Arrêt du 9 janvier 2004 
Cour de cassation pénale 
 
Composition 
MM. et Mme les Juges Schneider, Président, 
Kolly et Pont Veuthey, Juge suppléante. 
Greffière: Mme Kistler. 
 
Parties 
X.________, 
recourant, représenté par Me Katia Elkaim, 
 
contre 
 
Y.________, 
intimé, représenté par Me Charles-Henri de Luze, avocat, 
Ministère public du canton de Vaud, rue de 
l'Université 24, case postale, 1014 Lausanne. 
 
Objet 
Lésions corporelles graves (art. 125 CP), 
 
pourvoi en nullité contre l'arrêt du Tribunal cantonal vaudois, Cour de cassation pénale, du 10 mars 2003. 
 
Faits: 
A. 
Du 1er juillet au 30 septembre 1998, X.________ a été engagé comme manutentionnaire à la V.________. Le 18 septembre 1998, il a été amené à travailler sur une machine à compacter le carton. Alors que son collègue Z.________ était resté sur la plate-forme de chargement, X.________ est descendu au pied de la presse pour introduire la grille de fermeture dans la presse. Comme cette grille ne tenait pas debout, sans doute parce qu'il n'y avait pas assez de déchet dans la presse, Z.________ l'a maintenue à l'aide d'une tige métallique, alors que X.________ a passé son bras droit par le portillon ouvert pour maintenir la grille verticalement. Z.________ a alors enclenché le piston. X.________ n'a plus eu le temps de retirer son bras et sa main a été arrachée. 
 
A la suite de l'accident, il a été constaté que le système de sécurité, qui empêche le fonctionnement du piston si le portillon n'est pas fermé, ne fonctionnait pas. Une dizaine de jours avant l'accident, conformément à la procédure interne de l'entreprise, le contremaître, Y.________, qui était responsable des machines, avait informé le service de maintenance de la défectuosité du système de sécurité à la hauteur du portillon de la presse. Vu l'urgence du problème, il n'a fait qu'un avis téléphonique. Le service technique ne lui ayant donné aucune instruction, il n'a pas mis la machine hors service, ni averti ses ouvriers de la défectuosité. Il ne s'est par ailleurs pas assuré qu'un technicien soit effectivement dépêché pour procéder à la réparation. 
B. 
Par jugement du 23 janvier 2003, le Tribunal correctionnel de l'arrondissement de La Côte a libéré Y.________ de l'accusation de lésions corporelles graves par négligence (art. 125 CP) et donné acte de leurs réserves civiles à X.________ et à la Winterthur Assurances, partie civile. 
 
Statuant sur recours de X.________ le 10 mars 2003, la Cour de cassation du Tribunal cantonal vaudois a confirmé ce jugement. 
C. 
X.________ se pourvoit en nullité auprès du Tribunal fédéral. Invoquant une violation de l'art. 125 CP, il conclut à l'annulation de l'arrêt attaqué. En outre, il sollicite l'assistance judiciaire. 

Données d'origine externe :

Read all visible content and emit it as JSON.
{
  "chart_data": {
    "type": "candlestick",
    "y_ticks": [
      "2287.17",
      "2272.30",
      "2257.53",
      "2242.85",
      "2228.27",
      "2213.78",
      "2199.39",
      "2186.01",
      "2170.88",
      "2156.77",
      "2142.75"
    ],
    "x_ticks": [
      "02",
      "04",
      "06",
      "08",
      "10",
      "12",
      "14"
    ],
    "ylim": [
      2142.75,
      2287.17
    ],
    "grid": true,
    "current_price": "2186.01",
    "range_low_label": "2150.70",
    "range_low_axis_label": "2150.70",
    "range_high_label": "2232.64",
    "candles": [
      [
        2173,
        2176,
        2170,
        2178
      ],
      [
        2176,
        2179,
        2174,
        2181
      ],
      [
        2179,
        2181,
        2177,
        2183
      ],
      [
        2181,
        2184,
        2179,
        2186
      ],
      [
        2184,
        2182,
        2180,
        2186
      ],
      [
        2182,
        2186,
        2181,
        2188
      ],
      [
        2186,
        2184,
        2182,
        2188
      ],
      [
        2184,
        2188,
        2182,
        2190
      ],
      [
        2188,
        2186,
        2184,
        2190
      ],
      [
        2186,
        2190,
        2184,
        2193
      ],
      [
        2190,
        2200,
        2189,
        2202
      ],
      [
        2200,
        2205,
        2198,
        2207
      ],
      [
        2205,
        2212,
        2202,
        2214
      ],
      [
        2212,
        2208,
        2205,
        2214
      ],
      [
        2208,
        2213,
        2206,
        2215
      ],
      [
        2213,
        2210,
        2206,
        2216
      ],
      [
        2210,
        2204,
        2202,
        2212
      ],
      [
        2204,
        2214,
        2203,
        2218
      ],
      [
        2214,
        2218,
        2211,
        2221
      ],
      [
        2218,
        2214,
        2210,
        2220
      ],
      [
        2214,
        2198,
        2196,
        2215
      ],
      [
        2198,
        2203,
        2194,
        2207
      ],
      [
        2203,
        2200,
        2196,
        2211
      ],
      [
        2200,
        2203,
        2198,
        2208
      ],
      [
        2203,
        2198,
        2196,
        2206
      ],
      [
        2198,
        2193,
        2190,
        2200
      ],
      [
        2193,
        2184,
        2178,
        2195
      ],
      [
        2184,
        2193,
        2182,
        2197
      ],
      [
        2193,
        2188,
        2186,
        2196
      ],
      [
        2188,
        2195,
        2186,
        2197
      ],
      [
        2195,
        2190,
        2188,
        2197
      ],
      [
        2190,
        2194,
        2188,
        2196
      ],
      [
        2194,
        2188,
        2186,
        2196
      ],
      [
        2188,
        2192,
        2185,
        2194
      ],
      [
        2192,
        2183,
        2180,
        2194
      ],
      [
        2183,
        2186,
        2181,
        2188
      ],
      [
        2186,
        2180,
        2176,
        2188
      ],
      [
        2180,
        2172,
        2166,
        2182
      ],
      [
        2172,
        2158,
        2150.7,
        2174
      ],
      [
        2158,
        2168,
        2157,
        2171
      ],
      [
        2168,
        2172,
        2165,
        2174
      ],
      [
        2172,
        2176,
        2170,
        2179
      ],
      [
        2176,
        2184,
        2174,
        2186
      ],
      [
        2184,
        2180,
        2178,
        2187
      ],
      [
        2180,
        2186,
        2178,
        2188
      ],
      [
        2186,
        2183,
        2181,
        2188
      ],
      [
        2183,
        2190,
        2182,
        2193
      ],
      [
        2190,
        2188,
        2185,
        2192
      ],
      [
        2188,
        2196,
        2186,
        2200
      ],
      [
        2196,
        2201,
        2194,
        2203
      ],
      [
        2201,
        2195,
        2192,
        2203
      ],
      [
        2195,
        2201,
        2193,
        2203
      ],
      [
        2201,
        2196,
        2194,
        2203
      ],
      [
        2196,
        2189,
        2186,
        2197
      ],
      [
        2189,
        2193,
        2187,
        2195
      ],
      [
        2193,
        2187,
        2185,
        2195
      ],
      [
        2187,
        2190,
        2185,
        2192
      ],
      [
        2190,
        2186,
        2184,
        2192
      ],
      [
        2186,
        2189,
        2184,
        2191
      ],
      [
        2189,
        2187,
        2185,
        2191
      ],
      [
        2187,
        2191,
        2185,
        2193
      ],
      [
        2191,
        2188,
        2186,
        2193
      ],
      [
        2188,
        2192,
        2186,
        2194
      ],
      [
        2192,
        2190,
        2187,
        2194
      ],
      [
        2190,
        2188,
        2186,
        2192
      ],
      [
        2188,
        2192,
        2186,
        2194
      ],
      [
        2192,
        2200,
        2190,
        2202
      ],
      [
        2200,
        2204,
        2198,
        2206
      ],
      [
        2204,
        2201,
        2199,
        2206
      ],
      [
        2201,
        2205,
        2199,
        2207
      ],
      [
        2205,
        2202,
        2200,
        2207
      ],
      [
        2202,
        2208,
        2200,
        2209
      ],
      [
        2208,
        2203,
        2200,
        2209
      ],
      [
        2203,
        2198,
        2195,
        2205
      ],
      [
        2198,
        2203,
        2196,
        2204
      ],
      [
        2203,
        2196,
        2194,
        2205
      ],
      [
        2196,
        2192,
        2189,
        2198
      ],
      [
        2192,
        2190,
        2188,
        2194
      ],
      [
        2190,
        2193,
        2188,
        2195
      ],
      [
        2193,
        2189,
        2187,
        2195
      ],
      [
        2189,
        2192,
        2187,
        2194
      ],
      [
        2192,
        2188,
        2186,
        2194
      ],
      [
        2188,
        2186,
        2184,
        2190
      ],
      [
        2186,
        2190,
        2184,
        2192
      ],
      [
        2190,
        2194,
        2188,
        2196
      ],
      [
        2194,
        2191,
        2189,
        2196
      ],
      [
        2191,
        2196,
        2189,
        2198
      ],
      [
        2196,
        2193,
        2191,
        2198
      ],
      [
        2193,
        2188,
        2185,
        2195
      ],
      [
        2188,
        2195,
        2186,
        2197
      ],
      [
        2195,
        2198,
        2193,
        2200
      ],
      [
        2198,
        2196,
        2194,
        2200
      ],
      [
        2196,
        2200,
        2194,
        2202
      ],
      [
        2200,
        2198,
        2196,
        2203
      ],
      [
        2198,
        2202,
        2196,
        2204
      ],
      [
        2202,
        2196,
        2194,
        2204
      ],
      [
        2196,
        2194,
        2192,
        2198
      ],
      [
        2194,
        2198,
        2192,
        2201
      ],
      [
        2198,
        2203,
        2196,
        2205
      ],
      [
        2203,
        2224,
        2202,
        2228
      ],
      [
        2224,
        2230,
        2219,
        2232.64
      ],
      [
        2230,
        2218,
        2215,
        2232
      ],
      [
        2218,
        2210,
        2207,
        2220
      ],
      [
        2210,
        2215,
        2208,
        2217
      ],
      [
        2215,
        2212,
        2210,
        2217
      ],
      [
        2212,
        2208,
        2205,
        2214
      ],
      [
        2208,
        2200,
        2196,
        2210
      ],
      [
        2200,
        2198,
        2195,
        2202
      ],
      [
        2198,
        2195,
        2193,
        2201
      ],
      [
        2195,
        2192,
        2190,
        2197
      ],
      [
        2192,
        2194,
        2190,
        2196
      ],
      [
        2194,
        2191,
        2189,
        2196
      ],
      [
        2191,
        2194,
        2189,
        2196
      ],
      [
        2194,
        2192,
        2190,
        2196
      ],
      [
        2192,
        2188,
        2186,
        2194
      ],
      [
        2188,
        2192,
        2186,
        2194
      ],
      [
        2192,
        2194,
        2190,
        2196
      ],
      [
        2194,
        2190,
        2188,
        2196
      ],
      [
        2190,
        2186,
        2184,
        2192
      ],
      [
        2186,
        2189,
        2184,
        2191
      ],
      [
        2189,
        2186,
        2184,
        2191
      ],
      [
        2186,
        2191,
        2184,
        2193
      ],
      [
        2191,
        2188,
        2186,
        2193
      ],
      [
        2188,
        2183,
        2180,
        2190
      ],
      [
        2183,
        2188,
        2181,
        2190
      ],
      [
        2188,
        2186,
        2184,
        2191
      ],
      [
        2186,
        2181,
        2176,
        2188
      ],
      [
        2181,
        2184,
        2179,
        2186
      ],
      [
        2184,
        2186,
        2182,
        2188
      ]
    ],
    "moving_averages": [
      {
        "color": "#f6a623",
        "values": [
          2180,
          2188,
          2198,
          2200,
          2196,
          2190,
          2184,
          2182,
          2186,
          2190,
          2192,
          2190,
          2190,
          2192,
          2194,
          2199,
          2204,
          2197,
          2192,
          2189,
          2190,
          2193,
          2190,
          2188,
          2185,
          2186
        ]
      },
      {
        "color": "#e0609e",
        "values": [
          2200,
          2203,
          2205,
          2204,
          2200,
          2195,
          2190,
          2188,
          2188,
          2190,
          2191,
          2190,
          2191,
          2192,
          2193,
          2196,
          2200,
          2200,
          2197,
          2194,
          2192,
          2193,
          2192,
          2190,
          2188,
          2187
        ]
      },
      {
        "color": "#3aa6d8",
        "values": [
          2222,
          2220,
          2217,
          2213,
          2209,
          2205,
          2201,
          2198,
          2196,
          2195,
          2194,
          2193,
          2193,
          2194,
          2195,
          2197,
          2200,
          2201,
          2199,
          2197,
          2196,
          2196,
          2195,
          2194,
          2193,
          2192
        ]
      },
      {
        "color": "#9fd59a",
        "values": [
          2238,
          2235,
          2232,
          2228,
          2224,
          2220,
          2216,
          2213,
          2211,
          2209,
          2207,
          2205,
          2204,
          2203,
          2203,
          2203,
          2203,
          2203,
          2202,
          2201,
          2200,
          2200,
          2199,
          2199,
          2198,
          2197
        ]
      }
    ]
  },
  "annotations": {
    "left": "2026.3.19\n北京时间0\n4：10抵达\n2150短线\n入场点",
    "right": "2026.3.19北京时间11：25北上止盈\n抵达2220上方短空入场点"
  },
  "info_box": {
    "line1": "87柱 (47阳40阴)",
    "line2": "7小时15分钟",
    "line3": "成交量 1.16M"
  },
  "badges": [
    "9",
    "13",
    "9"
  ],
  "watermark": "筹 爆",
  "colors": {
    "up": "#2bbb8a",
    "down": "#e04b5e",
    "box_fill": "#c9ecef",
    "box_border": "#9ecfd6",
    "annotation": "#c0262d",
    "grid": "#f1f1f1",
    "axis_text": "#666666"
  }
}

L'intimé conclut au rejet du pourvoi, requérant par ailleurs l'assistance judiciaire. 
 
Le Ministère public vaudois s'en remet à justice. 
 
Le Tribunal fédéral considère en droit: 
1. 
1.1 En vertu de l'art. 270 let. e ch. 1 PPF, le lésé qui est une victime d'une infraction au sens de l'art. 2 de la loi fédérale du 4 octobre 1991 sur l'aide aux victimes d'infractions (LAVI, RS 312.5) peut exercer un pourvoi en nullité autant qu'il est déjà partie à la procédure et dans la mesure où la sentence touche ses prétentions civiles ou peut avoir des incidences sur le jugement de celles-ci. 
 
En l'espèce, le recourant doit être considéré comme une victime au sens de l'art. 2 al. 1 LAVI, étant donné qu'il a eu les doigts de la main droite arrachés et qu'il a dès lors subi une atteinte directe à son intégrité corporelle. Lors d'accident professionnel, l'assuré à titre obligatoire est indemnisé par l'assurance accident. En cas de négligence grave de l'employeur, il peut cependant faire valoir ses prétentions civiles contre son employeur, respectivement l'assurance responsabilité civile de ce dernier (art. 44 aLAA, RS 832.20; ATF 125 IV 153 consid. 2 p. 156 ss). Le recourant a déjà participé à la procédure pénale, puisqu'il a provoqué, par son recours, la décision attaquée. Il a demandé acte de ses réserves civiles. Conformément à la jurisprudence (ATF 127 IV 185 consid. 1a p. 187), il expose dans son mémoire de recours qu'il n'a pas pu encore chiffrer ses conclusions civiles, car son état de santé n'est pas encore stabilisé et qu'il convient notamment de lui poser encore une prothèse. Le recourant explique qu'il entend réclamer des dommages-intérêts pour la diminution de la capacité de gains et l'atteinte à son avenir économique ainsi qu'une indemnité pour tort moral en raison du traumatisme inévitable que représente la perte d'une main. En conséquence, les conditions de l'art. 270 let. e ch. 1 PPF sont réunies, et il y a lieu d'admettre que le recourant a qualité pour recourir. 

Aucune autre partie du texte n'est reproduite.